何かワイワイと話しているが、俺の耳に聞こえてくるのは、女子達のキャッキャウフフばかり。

「ねぇねぇ、東条君は気になる人とか、いるの?」

(な……っ)

東条の隣を歩く女子の質問に、俺はつい反応してしまう。

耳をそばだてていると、微かに東条の声が聞こえてきた。

「うーん、気になる人かぁ……それは、恋愛対象として、ということかな?」

「うふっ♡もちろんそうだよ。
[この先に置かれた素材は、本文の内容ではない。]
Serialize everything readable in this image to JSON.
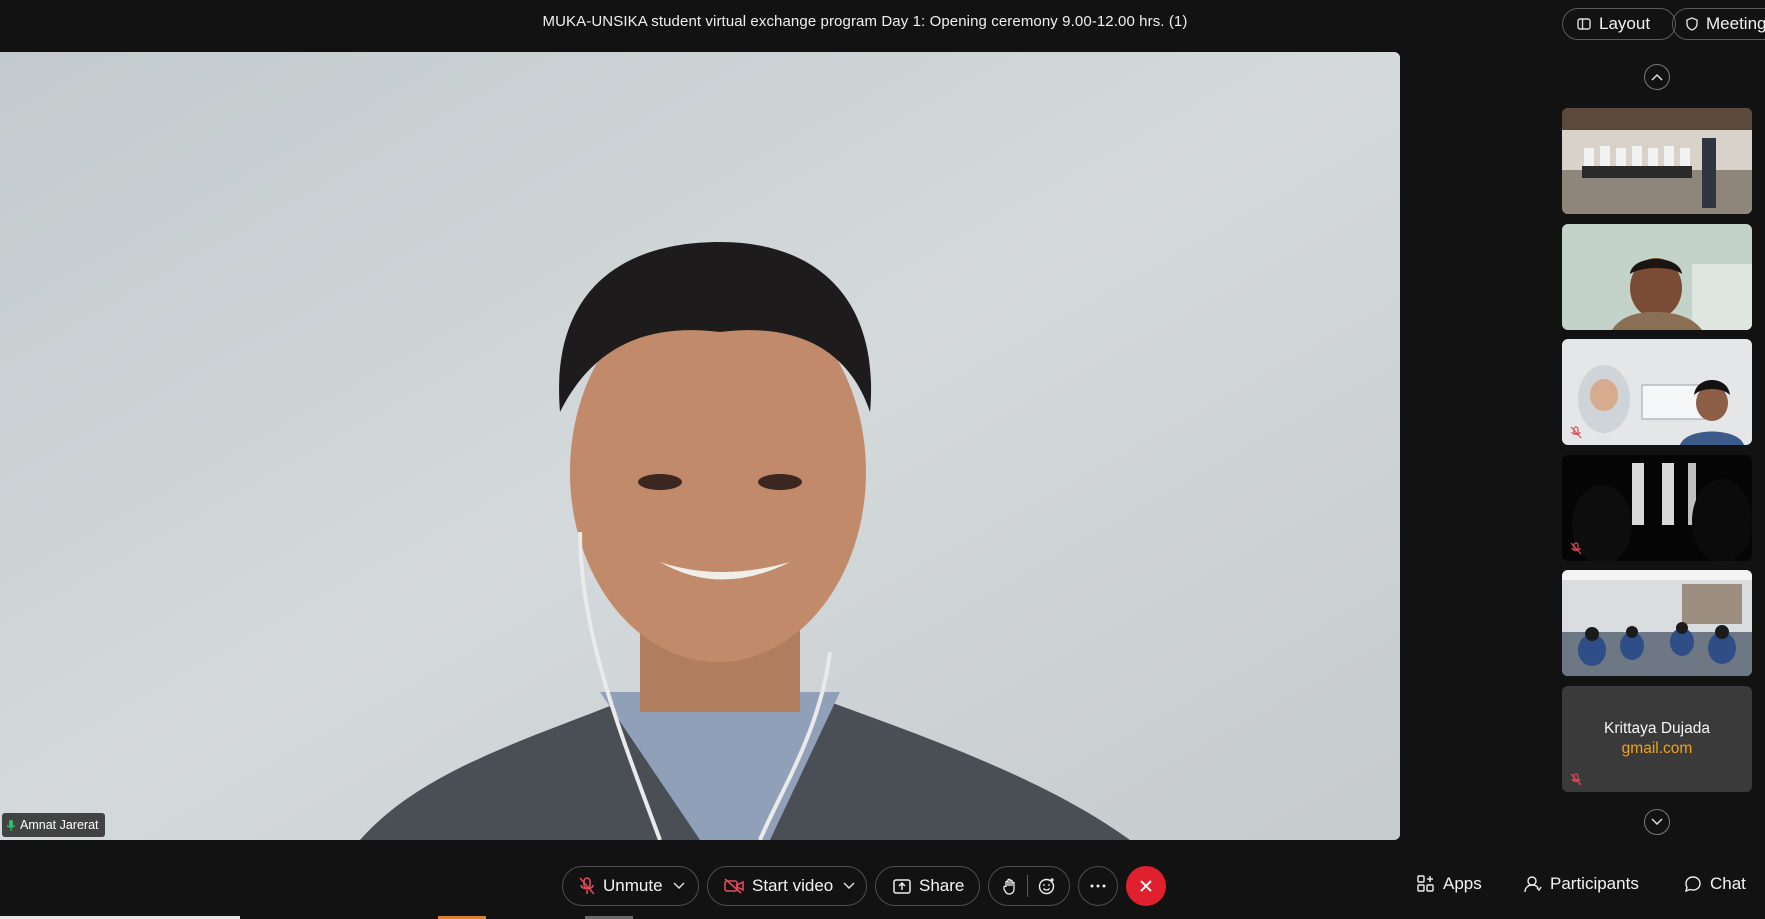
{
  "header": {
    "title": "MUKA-UNSIKA student virtual exchange program Day 1: Opening ceremony 9.00-12.00 hrs. (1)",
    "layout_label": "Layout",
    "meeting_label": "Meeting"
  },
  "main_video": {
    "speaker_name": "Amnat Jarerat"
  },
  "thumbnails": [
    {
      "kind": "video",
      "muted": false
    },
    {
      "kind": "video",
      "muted": false
    },
    {
      "kind": "video",
      "muted": true
    },
    {
      "kind": "video",
      "muted": true
    },
    {
      "kind": "video",
      "muted": false
    },
    {
      "kind": "name-card",
      "muted": true
    }
  ],
  "name_card": {
    "name": "Krittaya Dujada",
    "email": "gmail.com"
  },
  "toolbar": {
    "unmute_label": "Unmute",
    "start_video_label": "Start video",
    "share_label": "Share",
    "apps_label": "Apps",
    "participants_label": "Participants",
    "chat_label": "Chat"
  },
  "colors": {
    "background": "#121212",
    "end_call": "#e0202e",
    "email_accent": "#f2a11d",
    "muted_icon": "#e04a5a",
    "speaking_icon": "#2fbf71"
  }
}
でも、東条君は今、恋愛について私たちと学んでる途中だしぃ、そこの見極めってやっぱり難しい?」

「んー、どうだろう……僕はね……」

悩ましいポーズのまま、東条は女子達を従えてカフェテリアの奥へと進んでいく。

(ま、待って……っ)

遠ざかっていく東条達に、俺は気配を消してコソコソとついていった。

(くっそ……気になる!)

今度は大きめの観葉植物の後ろに身を潜める。

つか俺、なにやってんだろ……。

しかし、今は多少不審者でも仕方がない。

気になるもんは気になる。

というわけで、息を潜めて耳を澄ませていると、東条の話声が聞こえてきた。

「僕にはね、今とても大切にしたい人がいるんだよ。けど、それが恋なのかと言われると……正直、まだよく分からない」

(大切な、人……?それって……)

続きが気になって、俺は少し前のめりになりながら話の先を待つ。

東条に質問した女子は、頬を膨らませて腕組みをした。